Using equation (3.46) and equation (3.47) in equation (3.45), we get

\(\mu_{L}=-\frac{e}{\frac{2 \pi R}{v}} \pi R^{2}=-\frac{e v R}{2}\)

where A = πR2 is the area of the circular loop. By definition, angular momentum of the electron about O is

\(\vec{L}=\vec{R} \times \vec{p}\)

In magnitude,

\(L=R p=m v R\)

Using equation (3.48) and equation (3.49), we get

\(\frac{\mu_{L}}{L}=-\frac{e v R / 2}{m v R}=-\frac{e}{2 m} \Rightarrow \vec{\mu}_{L}=-\frac{e}{2 m_{3}} \vec{L}\)

The negative sign indicates that the magnetic moment and angular momentum are in opposite direction.

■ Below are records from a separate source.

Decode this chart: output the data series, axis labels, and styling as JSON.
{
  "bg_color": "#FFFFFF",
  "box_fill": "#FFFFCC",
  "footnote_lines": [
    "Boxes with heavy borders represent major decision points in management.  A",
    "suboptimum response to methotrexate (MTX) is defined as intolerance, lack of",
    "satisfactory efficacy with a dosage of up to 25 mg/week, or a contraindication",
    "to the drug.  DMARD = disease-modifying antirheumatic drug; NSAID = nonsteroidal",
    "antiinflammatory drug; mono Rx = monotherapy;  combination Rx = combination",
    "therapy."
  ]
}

In magnitude,

\(\begin{aligned} \frac{\mu_{L}}{L} & =\frac{e}{2 m}=\frac{1.60 \times 10^{-19}}{2 \times 9.11 \times 10^{-31}}=0.0878 \times 10^{12} \mathrm{Ckg}^{-} \\ \frac{\mu_{L}}{L} & =8.78 \times 10^{10} \mathrm{C} \mathrm{kg}^{-1}=\text { constant } \end{aligned}\)

The ratio µL/L is a constant known as gyro-magnetic ratio \(\frac{e}{2m}\) . It must be noted that the gyro-magnetic ratio is a constant of proportionality which connects angular momentum of the electron and the magnetic moment of the electron.

According to Neil’s Bohr quantization rule, the angular momentum of an electron moving in a stationary orbit is quantized which means

\(L=n \hbar=n \frac{h}{2 \pi}\)

where h is the Planck’s constant(h = 6.63 x 10^{-34} J s ) and number n is theorbit number, i.e., n = 1,2,3,….. Hence,

\(\begin{aligned} \mu_{L} & =\frac{e}{2 m} L=n \frac{e h}{4 \pi m} \\ \mu_{L} & =n \times \frac{\left(1.60 \times 10^{-19}\right) h}{4 \pi m} \mathrm{Am}^{2} \\ & =n \times \frac{\left(1.60 \times 10^{-19}\right)\left(6.63 \times 10^{-34}\right)}{4 \times 3.14 \times\left(9.11 \times 10^{-31}\right)} \\ \mu_{L} & =n \times 9.27 \times 10^{-24} \mathrm{Am}^{2} \end{aligned}\)

The minimum value of magnetic moment can be obtained by substituting n = 1,

\(\begin{aligned} \mu_{L} & =9.27 \times 10^{-24} \mathrm{Am}^{2}=9.27 \times 10^{-24} \mathrm{JT}^{-1} \\ & =\left(\mu_{L}\right)_{\min }=\mu_{B} \end{aligned}\)

where \(\mu_{B}=\frac{e h}{4 \pi m}=9.27 \times 10^{-24} \mathrm{Am}^{2}\) is called Bohr magneton which is used to measure atomic magnetic moments.